6

I am trying to extract information from some tables in a pdf document.
Consider the input:

Title 1
some text some text some text some text some text
some text some text some text some text some text

Table Title
| Col1          | Col2    | Col3    |
|---------------|---------|---------|
| val11         | val12   | val13   |
| val21         | val22   | val23   |
| val31         | val32   | val33   |

Title 2
some more text some more text some more text some more text
some more text
some more text some more text some more text some more text

I can get the outlines/titles as such:

path='myFile.pdf'
# Open a PDF file.
fp = open(path, 'rb')
# Create a PDF parser object associated with the file object.
parser = PDFParser(fp)
# Create a PDF document object that stores the document structure.
# Supply the password for initialization.
document = PDFDocument(parser, '')
outlines = document.get_outlines()
for (level,title,dest,a,se) in outlines:
    print (level, title)

This gives me:

(1, u'Title 1')
(2, u'Table Title')
(1, u'Title 2')

Which is perfect, as the levels are aligned with the text hierarchy. Now I can extract the text as follows:

if not document.is_extractable:
    raise PDFTextExtractionNotAllowed
# Create a PDF resource manager object that stores shared resources.
rsrcmgr = PDFResourceManager()
# Create a PDF device object.
laparams = LAParams()
device = PDFPageAggregator(rsrcmgr, laparams=laparams)
# Create a PDF interpreter object.
interpreter = PDFPageInterpreter(rsrcmgr, device)
# Process each page contained in the document.
text_from_pdf = open('textFromPdf.txt','w')
for page in PDFPage.create_pages(document):
    interpreter.process_page(page)
    layout = device.get_result()
    for element in layout:
        if isinstance(element, LTTextBox):
            text_from_pdf.write(''.join([i if ord(i) < 128 else ' '
                                            for i in element.get_text()]))

Which gives me:

Title 1
some text some text some text some text some text some text some text
some text some text some text some text some text some text some text
Table Title
Col1
val11
val12
val13
Col2
val21
val22
val23
Col3
val31
val32
val33
Title 2
some more text some more text some more text some more text
some more text
some more text some more text some more text some more text

Which is a bit weird as the table is extracted in a column-wise fashion. Would it be possible for me to get the table row by row? Moreover, how can I identify where a table begins and ends?

martineau
  • 119,623
  • 25
  • 170
  • 301
AbtPst
  • 7,778
  • 17
  • 91
  • 172
  • 2
    If you can extract the table column-by-column and store it into a 2D `list` (list-of-lists), then you should be able to transpose that to get it into a row-by-row format. This is often done with the built-in [`zip()`](https://docs.python.org/3/library/functions.html#zip) function. As for finding the end of table, you'll need to see if you can detect some sort of change in formatting. – martineau Sep 14 '17 at 15:37
  • thanks, but the problem is i dont know where the table begins. any title in my document could indicate a table. how do i know? – AbtPst Sep 14 '17 at 19:12
  • 1
    There may be a pattern to how tables are constructed if there's only one source of the pdf documents. If you can figure that out your code and watch for it. Unfortunately, I don't think pdf files have any kind of formal "table" element, so doing something like that may be your only recourse... – martineau Sep 14 '17 at 20:32
  • thanks, makes sense. i'll have to devise a strategy depending on my data. – AbtPst Sep 15 '17 at 03:30

2 Answers2

4

If you only want to extract tables from PDF documents, then look at this answer: How to extract table as text from the PDF using Python?
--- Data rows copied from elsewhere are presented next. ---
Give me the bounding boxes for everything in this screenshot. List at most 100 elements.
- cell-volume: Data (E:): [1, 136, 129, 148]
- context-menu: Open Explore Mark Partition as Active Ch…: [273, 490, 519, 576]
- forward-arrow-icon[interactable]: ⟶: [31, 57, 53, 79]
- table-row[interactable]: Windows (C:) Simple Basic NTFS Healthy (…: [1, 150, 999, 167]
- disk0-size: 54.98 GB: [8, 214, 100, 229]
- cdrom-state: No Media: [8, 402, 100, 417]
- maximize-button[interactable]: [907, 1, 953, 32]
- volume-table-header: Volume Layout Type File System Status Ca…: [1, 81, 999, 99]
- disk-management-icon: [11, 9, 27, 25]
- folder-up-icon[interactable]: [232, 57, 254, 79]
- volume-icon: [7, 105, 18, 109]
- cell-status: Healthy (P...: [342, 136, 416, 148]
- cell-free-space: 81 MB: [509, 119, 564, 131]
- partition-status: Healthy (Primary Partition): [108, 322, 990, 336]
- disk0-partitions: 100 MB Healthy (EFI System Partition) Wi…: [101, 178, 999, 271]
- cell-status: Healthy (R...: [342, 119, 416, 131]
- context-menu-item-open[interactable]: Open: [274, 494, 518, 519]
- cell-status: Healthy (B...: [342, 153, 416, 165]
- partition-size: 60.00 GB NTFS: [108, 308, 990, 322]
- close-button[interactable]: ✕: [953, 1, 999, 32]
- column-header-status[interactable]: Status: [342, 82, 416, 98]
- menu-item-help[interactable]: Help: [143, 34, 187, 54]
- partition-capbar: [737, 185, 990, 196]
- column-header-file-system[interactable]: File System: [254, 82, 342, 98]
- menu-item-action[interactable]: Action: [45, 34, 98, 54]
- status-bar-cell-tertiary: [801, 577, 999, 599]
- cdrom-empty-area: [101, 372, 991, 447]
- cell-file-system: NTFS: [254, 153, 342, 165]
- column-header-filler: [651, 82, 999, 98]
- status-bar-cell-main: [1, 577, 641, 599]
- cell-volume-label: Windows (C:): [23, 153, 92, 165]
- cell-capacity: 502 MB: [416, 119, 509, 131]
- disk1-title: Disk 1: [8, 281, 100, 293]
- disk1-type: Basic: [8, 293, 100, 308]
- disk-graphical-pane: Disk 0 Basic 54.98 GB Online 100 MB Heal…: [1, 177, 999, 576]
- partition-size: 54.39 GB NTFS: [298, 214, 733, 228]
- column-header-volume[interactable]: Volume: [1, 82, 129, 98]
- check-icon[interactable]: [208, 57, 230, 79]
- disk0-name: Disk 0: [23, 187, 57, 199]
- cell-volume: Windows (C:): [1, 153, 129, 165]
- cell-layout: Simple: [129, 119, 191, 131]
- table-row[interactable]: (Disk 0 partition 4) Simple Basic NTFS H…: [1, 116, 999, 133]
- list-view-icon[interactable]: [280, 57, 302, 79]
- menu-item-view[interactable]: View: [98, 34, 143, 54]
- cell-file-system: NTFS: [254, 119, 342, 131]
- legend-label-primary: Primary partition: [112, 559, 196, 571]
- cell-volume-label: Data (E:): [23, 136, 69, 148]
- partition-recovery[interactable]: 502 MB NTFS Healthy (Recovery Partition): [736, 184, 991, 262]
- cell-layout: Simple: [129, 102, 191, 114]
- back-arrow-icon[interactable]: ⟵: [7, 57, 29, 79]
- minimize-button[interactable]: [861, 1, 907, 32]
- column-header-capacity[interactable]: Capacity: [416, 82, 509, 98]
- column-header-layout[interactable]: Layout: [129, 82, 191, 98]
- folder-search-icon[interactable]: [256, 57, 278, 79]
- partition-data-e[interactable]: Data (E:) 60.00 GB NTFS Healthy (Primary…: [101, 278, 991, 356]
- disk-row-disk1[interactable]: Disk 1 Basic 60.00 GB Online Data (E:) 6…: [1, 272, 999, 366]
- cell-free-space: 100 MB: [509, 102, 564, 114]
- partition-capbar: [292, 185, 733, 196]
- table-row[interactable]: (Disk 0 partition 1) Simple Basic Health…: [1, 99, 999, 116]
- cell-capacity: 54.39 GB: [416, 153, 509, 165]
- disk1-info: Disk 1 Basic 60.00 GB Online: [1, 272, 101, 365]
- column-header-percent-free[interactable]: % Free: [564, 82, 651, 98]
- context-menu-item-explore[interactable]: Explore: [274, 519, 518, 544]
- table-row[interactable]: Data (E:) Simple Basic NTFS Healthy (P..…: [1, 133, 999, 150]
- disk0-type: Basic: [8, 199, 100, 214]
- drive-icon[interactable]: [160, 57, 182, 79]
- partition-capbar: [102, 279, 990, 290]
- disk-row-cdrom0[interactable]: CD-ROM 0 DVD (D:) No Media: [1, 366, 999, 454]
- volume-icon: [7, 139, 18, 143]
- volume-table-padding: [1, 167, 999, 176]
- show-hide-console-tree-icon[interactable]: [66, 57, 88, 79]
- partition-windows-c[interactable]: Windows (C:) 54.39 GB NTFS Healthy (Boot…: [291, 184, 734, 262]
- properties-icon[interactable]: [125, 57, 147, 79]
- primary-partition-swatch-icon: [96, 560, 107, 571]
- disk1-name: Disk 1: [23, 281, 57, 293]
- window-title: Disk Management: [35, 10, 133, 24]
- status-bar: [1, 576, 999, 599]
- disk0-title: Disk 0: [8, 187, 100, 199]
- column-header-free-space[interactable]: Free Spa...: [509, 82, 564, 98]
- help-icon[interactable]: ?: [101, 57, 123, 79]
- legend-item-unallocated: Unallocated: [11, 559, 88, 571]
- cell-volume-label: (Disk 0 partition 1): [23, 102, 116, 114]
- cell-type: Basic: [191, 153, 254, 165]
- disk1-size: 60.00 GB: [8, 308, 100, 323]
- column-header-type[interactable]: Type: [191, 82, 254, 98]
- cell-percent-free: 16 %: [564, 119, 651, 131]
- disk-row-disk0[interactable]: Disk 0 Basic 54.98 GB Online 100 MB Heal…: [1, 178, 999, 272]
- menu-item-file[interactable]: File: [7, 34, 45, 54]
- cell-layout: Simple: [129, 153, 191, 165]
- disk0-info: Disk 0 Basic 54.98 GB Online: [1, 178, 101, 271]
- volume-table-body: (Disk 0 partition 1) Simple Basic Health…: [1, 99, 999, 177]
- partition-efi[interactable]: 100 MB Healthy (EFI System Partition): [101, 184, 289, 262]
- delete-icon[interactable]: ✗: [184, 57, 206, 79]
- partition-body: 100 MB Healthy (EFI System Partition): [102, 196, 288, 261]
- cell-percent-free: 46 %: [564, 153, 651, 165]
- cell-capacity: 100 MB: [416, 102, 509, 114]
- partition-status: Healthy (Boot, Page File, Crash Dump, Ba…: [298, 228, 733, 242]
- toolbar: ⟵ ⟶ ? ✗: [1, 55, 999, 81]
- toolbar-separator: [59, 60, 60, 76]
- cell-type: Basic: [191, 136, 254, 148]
From that answer, I have tried tabula-py which worked for me with tables of figures spread over multi-page PDF. tabula-py skipped properly all the headers and footers. Previously I had tried PDFMiner on this same type of document, and I had the same problem you mentioned, and sometimes even worse.

Vincent Agami
  • 1,168
  • 7
  • 9
4

Use camelot for extracting tables from pdfs